Saúde

Experimento mostra como cérebro falha na percepção de saciedade em obesos e ex-obesos

Sistema nervoso tem detecção de nutrientes comprometida em pessoas com sobrepeso, e problema pode persistir mesmo após emagrecimento

Experimento mostra como cérebro falha na percepção de saciedade em obesos e ex-obesos - Canva

Um experimento que usou ressonância magnética para acompanhar a atividade cerebral de pessoas obesas mostrou que seus cérebros têm mais dificuldade para registrar a presença de carboidratos e gordura no sistema digestivo. A pesquisa, que teve participação de 60 voluntários nos Estados Unidos, mostrou que esse problema persiste nas pessoas com sobrepeso mesmo depois que elas conseguem emagrecer um pouco.

A descoberta, feita por cientistas da Universidade Yale, de Connecticut, está descrita em um estudo publicado hoje na revista Nature Metabolism. Esse trabalho, dizem os autores, ajudar a explicar por que pessoas em processo de dieta muitas vezes têm dificuldade no processo de readaptação alimentar que deve se seguir a dietas e outros tratamentos para obesidade.

Em outras palavras, a pesquisa jogar luz sobre o papel do sistema nervoso das pessoas que têm dificuldade de controlar a saciedade e tendem a comer além do necessário. Além de detectar atividade fraca nas áreas cerebrais responsáveis por registrar a presença de nutrientes, os cientistas mostraram que a liberação de dopamina, uma substância que sinaliza sensação prazerosa no sistema nervoso, estava inibida nas pessoas acima do peso.

"Respostas neuronais prejudicadas a sinais nutricionais podem contribuir para excessos e para a obesidade", escreveram os autores do estudo, liderado pela cientista Katy Gale. "A resistência contínua a sinais de nutrientes pós-ingestão mesmo depois de perda significativa de peso pode explicar, em parte, a alta taxa de recaída após emagrecimento bem-sucedido."

O estudo consagra uma hipótese que já havia sido verificada de maneira similar em cobaias, mas que desafiava cientistas na área clínica, por ser difícil realizar experimentos em humanos.

No artigo publicado hoje, os pesquisadores mostram como usaram cânulas para infundir nutrientes diretamente no estômago dos voluntários da pesquisa, ao mesmo tempo em que os avaliavam dentro de uma máquina de ressonância magnética "funcional", capaz de "filmar" a atividade cerebral em tempo real.

A pesquisa comparou pessoas obesas com índice de massa corporal acima de 30 kg/m² com outras de peso considerado adequado, com menos de 25 kg/m², para tirar suas conclusões.

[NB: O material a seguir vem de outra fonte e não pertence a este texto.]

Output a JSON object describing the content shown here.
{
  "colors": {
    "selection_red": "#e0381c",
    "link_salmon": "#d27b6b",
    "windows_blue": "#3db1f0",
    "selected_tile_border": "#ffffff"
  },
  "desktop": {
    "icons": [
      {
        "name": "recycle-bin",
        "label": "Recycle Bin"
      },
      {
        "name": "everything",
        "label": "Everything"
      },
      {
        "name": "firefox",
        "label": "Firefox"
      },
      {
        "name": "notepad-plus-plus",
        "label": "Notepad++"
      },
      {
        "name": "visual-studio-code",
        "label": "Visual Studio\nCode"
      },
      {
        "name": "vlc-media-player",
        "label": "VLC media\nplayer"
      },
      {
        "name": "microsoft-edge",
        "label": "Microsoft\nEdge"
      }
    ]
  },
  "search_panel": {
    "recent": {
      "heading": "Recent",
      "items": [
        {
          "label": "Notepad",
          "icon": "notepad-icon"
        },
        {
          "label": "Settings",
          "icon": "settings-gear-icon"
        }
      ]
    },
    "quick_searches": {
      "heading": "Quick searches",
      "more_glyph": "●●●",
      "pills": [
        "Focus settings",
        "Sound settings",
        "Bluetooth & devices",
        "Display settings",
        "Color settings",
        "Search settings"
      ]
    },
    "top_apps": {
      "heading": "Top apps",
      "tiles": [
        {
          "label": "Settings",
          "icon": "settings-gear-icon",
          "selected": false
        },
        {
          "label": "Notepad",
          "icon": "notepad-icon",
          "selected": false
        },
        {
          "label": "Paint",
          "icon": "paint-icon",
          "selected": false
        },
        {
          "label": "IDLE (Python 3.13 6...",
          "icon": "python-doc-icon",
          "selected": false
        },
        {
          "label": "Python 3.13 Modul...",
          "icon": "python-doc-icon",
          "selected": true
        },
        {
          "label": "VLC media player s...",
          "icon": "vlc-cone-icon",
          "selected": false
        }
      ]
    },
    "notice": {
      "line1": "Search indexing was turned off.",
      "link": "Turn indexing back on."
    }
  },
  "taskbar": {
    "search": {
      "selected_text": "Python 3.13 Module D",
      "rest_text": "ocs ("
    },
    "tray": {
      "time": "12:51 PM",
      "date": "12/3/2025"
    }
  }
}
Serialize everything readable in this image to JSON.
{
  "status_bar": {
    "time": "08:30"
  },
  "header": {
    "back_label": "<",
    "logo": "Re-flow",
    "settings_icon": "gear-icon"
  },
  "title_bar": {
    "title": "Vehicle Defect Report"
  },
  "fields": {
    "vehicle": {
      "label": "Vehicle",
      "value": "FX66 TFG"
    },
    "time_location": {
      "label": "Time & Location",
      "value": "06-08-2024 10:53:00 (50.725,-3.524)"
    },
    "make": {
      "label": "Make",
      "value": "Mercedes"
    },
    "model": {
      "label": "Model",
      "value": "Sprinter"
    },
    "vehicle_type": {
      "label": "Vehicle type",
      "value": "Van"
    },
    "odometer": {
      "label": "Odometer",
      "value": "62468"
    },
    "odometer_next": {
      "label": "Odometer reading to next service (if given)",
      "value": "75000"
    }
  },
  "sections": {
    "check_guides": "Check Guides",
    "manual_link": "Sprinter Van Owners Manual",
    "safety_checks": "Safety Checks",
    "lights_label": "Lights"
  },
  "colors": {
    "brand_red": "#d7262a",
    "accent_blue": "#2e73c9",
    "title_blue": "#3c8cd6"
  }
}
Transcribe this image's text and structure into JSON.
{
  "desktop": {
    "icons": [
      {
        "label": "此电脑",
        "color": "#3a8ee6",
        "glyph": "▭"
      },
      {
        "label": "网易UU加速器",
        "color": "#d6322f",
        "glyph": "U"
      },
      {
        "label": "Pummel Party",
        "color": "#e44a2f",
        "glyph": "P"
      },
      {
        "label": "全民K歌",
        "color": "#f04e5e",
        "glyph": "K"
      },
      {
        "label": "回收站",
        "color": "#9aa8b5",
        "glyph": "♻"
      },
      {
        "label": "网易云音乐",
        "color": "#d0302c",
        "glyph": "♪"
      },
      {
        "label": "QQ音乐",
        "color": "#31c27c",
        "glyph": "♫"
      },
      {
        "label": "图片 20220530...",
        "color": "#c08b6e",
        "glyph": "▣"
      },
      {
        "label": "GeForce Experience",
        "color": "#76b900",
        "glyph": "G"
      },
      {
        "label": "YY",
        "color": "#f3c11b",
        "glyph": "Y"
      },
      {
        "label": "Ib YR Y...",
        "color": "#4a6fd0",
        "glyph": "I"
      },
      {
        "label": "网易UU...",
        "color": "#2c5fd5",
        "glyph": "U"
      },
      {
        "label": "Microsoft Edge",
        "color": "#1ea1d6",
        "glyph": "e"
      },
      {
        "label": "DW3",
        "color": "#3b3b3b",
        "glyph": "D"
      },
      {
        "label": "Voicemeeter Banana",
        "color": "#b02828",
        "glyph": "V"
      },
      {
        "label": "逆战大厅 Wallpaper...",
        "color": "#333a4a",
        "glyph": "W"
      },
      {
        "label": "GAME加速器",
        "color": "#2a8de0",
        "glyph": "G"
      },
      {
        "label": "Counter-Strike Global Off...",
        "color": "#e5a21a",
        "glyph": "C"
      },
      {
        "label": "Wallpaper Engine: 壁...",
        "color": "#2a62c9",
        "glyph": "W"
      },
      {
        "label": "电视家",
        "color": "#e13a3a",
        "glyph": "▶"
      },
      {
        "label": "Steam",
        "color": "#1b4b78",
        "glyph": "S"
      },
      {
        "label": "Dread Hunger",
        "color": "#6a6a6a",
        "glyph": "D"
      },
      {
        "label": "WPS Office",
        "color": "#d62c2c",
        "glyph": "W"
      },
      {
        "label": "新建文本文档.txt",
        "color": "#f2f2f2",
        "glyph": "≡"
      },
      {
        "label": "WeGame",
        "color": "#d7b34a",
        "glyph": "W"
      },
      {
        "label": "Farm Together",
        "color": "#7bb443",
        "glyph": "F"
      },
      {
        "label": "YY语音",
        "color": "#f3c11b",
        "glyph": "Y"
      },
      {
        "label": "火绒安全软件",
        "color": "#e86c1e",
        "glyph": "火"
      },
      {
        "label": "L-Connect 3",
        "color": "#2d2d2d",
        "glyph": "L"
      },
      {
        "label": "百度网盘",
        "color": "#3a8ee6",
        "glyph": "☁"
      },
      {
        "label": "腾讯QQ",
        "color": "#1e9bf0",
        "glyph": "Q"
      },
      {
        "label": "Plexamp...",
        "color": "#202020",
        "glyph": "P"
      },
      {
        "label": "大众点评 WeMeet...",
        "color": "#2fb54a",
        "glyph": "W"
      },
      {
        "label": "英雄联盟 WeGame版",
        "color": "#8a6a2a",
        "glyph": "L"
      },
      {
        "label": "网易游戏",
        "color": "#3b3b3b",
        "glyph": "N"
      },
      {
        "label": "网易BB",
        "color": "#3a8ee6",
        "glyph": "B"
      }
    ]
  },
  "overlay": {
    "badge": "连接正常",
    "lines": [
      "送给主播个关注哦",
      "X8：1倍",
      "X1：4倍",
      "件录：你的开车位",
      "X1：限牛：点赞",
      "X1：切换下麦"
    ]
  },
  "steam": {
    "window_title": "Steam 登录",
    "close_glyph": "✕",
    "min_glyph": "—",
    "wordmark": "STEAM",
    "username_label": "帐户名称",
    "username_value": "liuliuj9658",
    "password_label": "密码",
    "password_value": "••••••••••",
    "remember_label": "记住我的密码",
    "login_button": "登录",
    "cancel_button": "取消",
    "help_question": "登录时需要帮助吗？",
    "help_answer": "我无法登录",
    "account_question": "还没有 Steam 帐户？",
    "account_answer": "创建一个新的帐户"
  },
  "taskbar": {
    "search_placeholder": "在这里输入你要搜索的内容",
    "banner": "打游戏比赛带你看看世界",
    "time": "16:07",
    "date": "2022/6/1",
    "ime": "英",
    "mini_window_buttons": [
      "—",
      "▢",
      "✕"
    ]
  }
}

Em uma segunda etapa, avaliou alguns dos voluntários obesos que tinham conseguido perder 10% do peso.

"Os dados do estudo atual demonstram que a glicose e os lipídios têm efeitos distintos após a ingestão na atividade cerebral em regiões envolvidas na regulação do comportamento alimentar, e também na liberação de dopamina em adultos magros e saudáveis", escreveram Gale e seus colegas.

O grupo ainda não conseguiu determinar com precisão por que as pessoas observadas no experimento tiveram disparidade entre os níveis de nutrição e saciedade. A pesquisa não foi projetada especificamente para isso, mas os cientistas também conseguiram eliminar algumas hipóteses no trabalho.

Esse desequilíbrio provavelmente não tem origem na sensação do paladar, por exemplo, porque no estudo os voluntários receberam alimento diretamente por tubos, sem contato direto com a boca e a língua. Um problema com estímulos visuais também não pode explicar o fenômeno, porque as pessoas não observaram a comida que estava entrando artificialmente em seus estômagos.

Em um artigo independente comentado o estudo, a pesquisadora Alexandra DiFeliceantonio, do Instituto de Tecnologia da Virgínia, afirma que a descoberta é importante para desenvolver aplicações clínicas, particularmente em reeducação alimentar.

"Entender a diferença entre quem reage e não reage aos tratamentos clínicos de perda de peso é um importante caminho de pesquisa", afirma a cientista. "Novas classes de medicamentos anti-obesidade são capazes de produzir perda de peso em quantidades muito maiores do que antes. Ainda não se procurou explorar, porém, se essas drogas também influenciam a detecção de nutrientes a resposta cerebral após a ingestão."